Parker stellte den Wagen so dicht vor dem Vorbau ab, daß seine Herrin nicht gefährdet wurde. Selbst für einen Scharfschützen, der irgendwo im Hinterhalt lauerte, war sie unerreichbar.
Während der Fahrt nach Soho entdeckte Parker schon recht bald einen Verfolger.
Es handelte sich um einen kleinen französischen 2 CV, der sie hartnäckig nicht aus den Augen ließ. Am Steuer des Wagens saß ein langmähniger Jüngling, der einen völlig unverdächtigen Eindruck machte.
»Was soll denn das?« entrüstete sich Agatha Simpson grollend, als Parker von der Hauptstraße abbog und sein Monstrum in eine Tiefgarage bewegte.
»Ein Manöver, Mylady, das ich als Ablenkung bezeichnen möchte«, erwiderte der Butler. »Die jähe Richtungsänderung bitte ich entschuldigen zu wollen. Sie ergab sich aus dem passenden Moment.«
»Wir werden verfolgt?« fragte die ältere Dame animiert.
»In der Tat, Mylady«, lautete Parkers Antwort. »Nach Lage der Dinge jedoch nicht mehr lange.«
*
Kathy Porter hatte sich in eine andere Frau verwandelt.
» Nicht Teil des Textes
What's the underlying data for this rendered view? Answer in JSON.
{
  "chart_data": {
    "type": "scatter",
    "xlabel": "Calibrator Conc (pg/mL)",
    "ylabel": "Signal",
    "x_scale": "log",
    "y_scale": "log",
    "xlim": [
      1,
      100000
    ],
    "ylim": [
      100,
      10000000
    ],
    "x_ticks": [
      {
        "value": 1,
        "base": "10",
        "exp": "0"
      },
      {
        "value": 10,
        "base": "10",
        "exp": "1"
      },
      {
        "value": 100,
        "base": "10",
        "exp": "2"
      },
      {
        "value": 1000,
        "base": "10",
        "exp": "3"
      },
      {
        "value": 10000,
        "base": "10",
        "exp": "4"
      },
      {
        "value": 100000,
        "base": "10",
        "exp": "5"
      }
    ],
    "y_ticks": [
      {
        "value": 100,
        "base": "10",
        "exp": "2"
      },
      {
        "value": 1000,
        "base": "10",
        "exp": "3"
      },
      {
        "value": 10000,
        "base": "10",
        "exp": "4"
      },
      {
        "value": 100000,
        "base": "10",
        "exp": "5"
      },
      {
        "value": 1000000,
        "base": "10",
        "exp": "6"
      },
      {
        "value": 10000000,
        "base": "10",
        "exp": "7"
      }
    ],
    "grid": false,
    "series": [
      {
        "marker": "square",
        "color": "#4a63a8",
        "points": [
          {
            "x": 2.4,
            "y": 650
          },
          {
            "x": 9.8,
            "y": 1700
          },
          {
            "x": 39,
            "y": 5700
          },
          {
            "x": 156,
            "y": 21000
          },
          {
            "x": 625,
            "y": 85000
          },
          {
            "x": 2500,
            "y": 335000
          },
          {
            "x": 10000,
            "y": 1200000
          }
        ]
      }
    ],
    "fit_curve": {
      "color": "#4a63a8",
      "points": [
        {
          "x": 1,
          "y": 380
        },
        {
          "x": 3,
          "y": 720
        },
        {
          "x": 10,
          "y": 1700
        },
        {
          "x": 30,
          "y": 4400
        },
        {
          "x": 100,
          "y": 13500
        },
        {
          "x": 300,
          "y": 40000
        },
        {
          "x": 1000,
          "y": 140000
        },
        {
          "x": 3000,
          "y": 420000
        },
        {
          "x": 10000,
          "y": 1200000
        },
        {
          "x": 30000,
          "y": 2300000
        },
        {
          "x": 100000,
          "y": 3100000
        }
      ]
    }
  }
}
Sie trug eine blonde Perücke, einen schwarzen Lackmantel und hochhackige Schuhe. Sie sah ein wenig billig aus, aber ungemein sexy. Von einem scheuen Reh konnte keine Rede mehr sein.
Sie hatte die Telefonzelle verlassen und beobachtete Marty Ballister und die vier anderen Männer, die sich in seiner Begleitung befanden. Sie gingen auf einen Ford-Bus zu, der neben der Pension auf einem Parkplatz stand. Alle fünf Männer waren mit Reisetaschen und kleinen Koffern ausgerüstet. Sie lachten und lärmten, amüsierten sich prächtig und erinnerten an die Mitglieder eines kleinen Vereins, der in Brighton Urlaub macht.
Kathy hatte die Straße überquert und schlenderte auf die Gruppe der Männer zu. Ihr Gang war eine einzige Herausforderung, das Schwingen ihrer Hüften eine Einladung.
Sie hörte anerkennende Pfiffe, aber auch anzügliche Bemerkungen. Die fünf Männer waren stehen geblieben und ließen sich diesen anregenden Anblick nicht entgehen. Es war Ballister, der zum Einsteigen drängte. Er schien so etwas wie der Wortführer und Reiseleiter der Gruppe zu sein.
Kathy sah sich die Reisenden genau an. Dabei entdeckte sie genau jenen jungen Mann, den sie bereits während des Überfalls im Supermarkt gesehen hatte. Eine Verwechslung war ausgeschlossen.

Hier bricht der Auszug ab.